Reporting Table Design

data-warehousenormalizationreporting

I'm writing a system that allows users to store values against each week in October and November and each day in December – starting from the first Monday. I'm holding the raw data entered by the users in a transactional set of tables (3NF I believe). Administrators will be pulling regular reports of that data. As a result, each time the user makes a save I want to extract the data into a denormalised MI table, to make the reporting faster, and help reduce locking on the transactional tables.

Bearing in mind that different years have different numbers of weeks in Oct and Nov, and different number of days in Dec (because we start from first Monday), what is a good design for the MI table?
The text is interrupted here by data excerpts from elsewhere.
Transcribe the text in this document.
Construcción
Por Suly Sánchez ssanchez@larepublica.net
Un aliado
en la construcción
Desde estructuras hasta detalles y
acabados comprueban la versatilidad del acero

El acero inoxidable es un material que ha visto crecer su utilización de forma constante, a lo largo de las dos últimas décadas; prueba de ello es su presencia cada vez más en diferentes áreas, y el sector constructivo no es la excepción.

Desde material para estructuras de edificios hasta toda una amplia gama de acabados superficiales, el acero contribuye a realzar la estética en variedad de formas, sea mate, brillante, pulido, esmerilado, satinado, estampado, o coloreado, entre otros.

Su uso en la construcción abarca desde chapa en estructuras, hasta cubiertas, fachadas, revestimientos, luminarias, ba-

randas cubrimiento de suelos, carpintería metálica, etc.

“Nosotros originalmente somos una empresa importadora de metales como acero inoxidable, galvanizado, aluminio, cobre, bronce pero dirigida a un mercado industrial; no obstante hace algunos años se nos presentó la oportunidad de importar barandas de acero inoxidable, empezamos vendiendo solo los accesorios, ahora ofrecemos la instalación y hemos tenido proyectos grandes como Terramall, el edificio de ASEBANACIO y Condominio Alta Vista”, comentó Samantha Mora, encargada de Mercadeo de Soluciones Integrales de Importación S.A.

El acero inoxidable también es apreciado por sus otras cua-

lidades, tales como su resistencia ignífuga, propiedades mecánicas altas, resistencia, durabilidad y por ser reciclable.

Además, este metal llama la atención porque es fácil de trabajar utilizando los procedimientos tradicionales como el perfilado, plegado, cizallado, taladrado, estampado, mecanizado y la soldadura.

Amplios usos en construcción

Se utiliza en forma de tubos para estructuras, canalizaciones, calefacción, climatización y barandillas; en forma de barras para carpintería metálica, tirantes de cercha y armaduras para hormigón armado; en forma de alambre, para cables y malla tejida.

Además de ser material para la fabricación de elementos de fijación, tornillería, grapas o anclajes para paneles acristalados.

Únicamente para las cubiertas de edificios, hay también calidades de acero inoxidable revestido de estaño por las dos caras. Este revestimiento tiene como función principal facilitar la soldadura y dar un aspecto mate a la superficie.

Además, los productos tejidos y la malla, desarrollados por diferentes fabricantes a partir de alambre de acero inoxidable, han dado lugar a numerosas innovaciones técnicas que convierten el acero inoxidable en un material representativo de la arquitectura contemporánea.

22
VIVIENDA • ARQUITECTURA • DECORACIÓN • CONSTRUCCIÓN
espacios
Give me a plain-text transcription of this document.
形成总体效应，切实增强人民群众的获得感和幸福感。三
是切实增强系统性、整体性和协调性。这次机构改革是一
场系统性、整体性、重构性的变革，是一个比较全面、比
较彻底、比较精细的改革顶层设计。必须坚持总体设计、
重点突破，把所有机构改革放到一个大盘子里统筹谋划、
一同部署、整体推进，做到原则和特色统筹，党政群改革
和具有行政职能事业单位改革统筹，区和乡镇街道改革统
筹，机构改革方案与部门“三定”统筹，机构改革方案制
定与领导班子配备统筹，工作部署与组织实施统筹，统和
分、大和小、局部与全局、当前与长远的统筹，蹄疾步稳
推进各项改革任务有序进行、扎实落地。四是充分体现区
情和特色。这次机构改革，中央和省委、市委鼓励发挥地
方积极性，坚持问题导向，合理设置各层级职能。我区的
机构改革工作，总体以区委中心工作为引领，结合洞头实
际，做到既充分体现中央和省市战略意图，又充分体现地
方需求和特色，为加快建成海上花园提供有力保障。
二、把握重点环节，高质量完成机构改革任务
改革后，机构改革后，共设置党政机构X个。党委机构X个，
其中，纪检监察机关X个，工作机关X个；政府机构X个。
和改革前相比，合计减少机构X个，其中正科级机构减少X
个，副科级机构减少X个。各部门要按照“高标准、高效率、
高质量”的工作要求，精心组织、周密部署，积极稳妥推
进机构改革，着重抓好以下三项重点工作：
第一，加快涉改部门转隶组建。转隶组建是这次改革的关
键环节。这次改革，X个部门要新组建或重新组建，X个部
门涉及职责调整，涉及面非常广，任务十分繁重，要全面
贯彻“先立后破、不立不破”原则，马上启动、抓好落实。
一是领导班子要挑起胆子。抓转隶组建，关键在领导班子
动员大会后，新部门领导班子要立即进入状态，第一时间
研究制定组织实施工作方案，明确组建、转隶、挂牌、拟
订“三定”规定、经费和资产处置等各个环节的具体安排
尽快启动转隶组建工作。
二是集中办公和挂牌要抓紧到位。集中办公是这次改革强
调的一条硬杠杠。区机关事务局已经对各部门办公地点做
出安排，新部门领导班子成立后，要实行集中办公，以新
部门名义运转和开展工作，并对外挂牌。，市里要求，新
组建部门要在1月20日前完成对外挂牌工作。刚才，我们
So, something like:

OctW1
OctW2
..
NovW4
NovW5
DecMon1
DecTues2
...
DecMon5
DecTue5  

I've considered:

  • creating a separate table for each year (tblMI_2012, tblMI_2013 etc), so the schema for each year is only defined once, and all the fields will be populated on each row.
  • creating a column for each possible value (so 31 fields for all the December dates) and only populating them when saving values for the respective calendar year.

Which pattern is the best?

Also, should I be also saving the date with the value (effectively doubling the column count)

OctW1
OctW1Date
OctW2
OctW2Date
etc

Apologies if this is really obvious, my first foray into creating an reporting table.

Best Answer

I would do something like this:

period_start_on date
period_duration interval
position        int -- position of this row in the year,
                    -- e.g. 1 for first Monday of Oct,
                    -- 2 for 2nd Monday, etc.
values ...
primary key(period_start_on, period_duration)
check(position >= 1 and position < 40)

Then if you want December only, you use WHERE period_duration = '1d' and period_start_on >= '2012-12-01' AND period_start_on < '2013-01-01'. If you want to compare two years, you JOIN using position:

SELECT y1.*, y2.*
FROM   the_table y1
  JOIN the_table y2 USING (position)
WHERE y1.period_start_on >= '2011-01-01' AND y1.period_start_on < '2012-01-01'
  AND y2.period_start_on >= '2012-01-01' AND y2.period_start_on < '2013-01-01'